I believe I saw someone say that there’s a difference between these two–in one of the prison articles.

What’s the difference?

[quote]mastermoore wrote:
I believe I saw someone say that there’s a difference between these two–in one of the prison articles.

What’s the difference?[/quote]

The general difference I’ve heard is this:

Strength is the ability to generate force.
Power is the ability to generate force QUICKLY.

Thus powerlifters train to lift quickly via dynamic-effort training. (I.e. lift a light-weight really fast.)

If anyone has a better definition, feel free to correct me.

nah you hit it on the head power is about moving weight quickly, and strength is moving heavy weight around , can you train for power while building strength? sure lift heavy AND fast, but i think it might be a bit hard to lift maximal loads fast

If you are doing things right, you will always need both. The Dynamic Effort day of westside barbell is primarily about increasing that speed for power. Louie Simmons and Dave Tate have both written articles to that effect, I believe.

Also, in the gym, power and strength are easily confused.
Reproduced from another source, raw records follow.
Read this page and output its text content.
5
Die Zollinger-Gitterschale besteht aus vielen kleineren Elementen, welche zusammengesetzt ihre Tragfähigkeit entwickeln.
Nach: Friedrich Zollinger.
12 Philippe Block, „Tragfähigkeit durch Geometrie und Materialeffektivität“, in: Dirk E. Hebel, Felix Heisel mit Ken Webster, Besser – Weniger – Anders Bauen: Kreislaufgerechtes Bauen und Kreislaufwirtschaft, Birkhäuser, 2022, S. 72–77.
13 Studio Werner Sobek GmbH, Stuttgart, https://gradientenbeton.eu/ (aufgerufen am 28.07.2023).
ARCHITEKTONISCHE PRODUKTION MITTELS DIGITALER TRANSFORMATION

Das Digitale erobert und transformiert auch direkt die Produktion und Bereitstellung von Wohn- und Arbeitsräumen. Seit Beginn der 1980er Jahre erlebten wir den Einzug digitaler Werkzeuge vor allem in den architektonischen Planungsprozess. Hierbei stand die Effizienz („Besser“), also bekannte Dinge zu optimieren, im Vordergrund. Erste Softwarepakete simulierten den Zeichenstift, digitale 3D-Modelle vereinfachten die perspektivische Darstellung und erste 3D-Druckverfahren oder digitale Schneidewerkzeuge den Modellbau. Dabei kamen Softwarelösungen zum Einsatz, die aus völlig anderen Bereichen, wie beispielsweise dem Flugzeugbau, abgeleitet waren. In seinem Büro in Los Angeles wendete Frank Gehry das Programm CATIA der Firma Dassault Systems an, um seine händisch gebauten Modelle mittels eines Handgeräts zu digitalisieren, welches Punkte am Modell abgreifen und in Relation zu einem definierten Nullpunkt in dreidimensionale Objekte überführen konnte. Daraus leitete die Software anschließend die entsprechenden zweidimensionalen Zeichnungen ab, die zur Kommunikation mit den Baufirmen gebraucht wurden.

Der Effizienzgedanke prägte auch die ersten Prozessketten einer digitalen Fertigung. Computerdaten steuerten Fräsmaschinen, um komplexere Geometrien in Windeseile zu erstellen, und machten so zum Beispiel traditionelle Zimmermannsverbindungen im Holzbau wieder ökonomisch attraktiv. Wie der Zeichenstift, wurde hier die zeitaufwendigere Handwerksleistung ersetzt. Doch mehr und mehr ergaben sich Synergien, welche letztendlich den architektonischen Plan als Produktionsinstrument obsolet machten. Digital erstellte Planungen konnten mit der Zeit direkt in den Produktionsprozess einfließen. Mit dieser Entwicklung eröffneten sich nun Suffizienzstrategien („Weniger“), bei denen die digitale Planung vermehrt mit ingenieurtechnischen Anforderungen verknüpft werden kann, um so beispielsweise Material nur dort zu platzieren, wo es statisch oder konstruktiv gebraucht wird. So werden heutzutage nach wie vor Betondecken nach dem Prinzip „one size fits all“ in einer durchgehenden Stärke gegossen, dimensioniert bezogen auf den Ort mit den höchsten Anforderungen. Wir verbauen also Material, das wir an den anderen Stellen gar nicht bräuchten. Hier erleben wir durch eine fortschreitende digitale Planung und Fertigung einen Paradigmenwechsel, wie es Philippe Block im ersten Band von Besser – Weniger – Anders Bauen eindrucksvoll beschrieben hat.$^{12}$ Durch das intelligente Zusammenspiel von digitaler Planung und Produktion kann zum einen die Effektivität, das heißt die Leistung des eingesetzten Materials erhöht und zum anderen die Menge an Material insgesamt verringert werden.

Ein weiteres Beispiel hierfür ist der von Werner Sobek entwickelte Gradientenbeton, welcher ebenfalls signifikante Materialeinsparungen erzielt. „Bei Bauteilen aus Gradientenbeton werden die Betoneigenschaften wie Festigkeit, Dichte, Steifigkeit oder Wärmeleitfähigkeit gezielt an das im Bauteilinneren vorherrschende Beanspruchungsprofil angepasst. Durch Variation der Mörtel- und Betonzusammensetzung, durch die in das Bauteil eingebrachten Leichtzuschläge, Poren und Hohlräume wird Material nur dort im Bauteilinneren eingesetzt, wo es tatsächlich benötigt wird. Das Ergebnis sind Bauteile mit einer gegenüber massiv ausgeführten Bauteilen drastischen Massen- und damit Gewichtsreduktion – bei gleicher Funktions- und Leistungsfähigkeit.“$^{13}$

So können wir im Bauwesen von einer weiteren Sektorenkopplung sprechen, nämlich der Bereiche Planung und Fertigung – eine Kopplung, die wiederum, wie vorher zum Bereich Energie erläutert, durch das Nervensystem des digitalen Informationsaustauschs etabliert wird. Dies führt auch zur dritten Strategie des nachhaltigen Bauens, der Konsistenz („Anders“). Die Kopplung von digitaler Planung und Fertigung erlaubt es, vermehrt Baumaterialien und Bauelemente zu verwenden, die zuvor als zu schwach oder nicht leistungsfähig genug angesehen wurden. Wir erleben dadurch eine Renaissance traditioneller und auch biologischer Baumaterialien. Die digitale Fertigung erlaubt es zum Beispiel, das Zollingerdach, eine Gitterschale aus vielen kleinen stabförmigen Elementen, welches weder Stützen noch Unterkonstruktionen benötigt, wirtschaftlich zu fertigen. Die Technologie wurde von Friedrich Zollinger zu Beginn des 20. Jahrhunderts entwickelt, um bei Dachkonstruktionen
Powerlifting is almost done with a totally lack of speed by amatuers. Yet Olympic lifting, uses power quite fully, but is not call powerlifting.

well power is stregth + speed my example would be if you had so much power and bare any speed it would be like a push

if you had so much speed and less strength it would be like a flick

The main problem, of course, is that people tend to use the two as meaning the same e.g. ‘he looks powerful’ means 'he looks strong, NOT ‘he looks as though he can move weight fast’

Technically Olympic lifters tend to be most powerful and powerlifters the strongest (as in maximum force exerted). Both, however, need to work both aspects.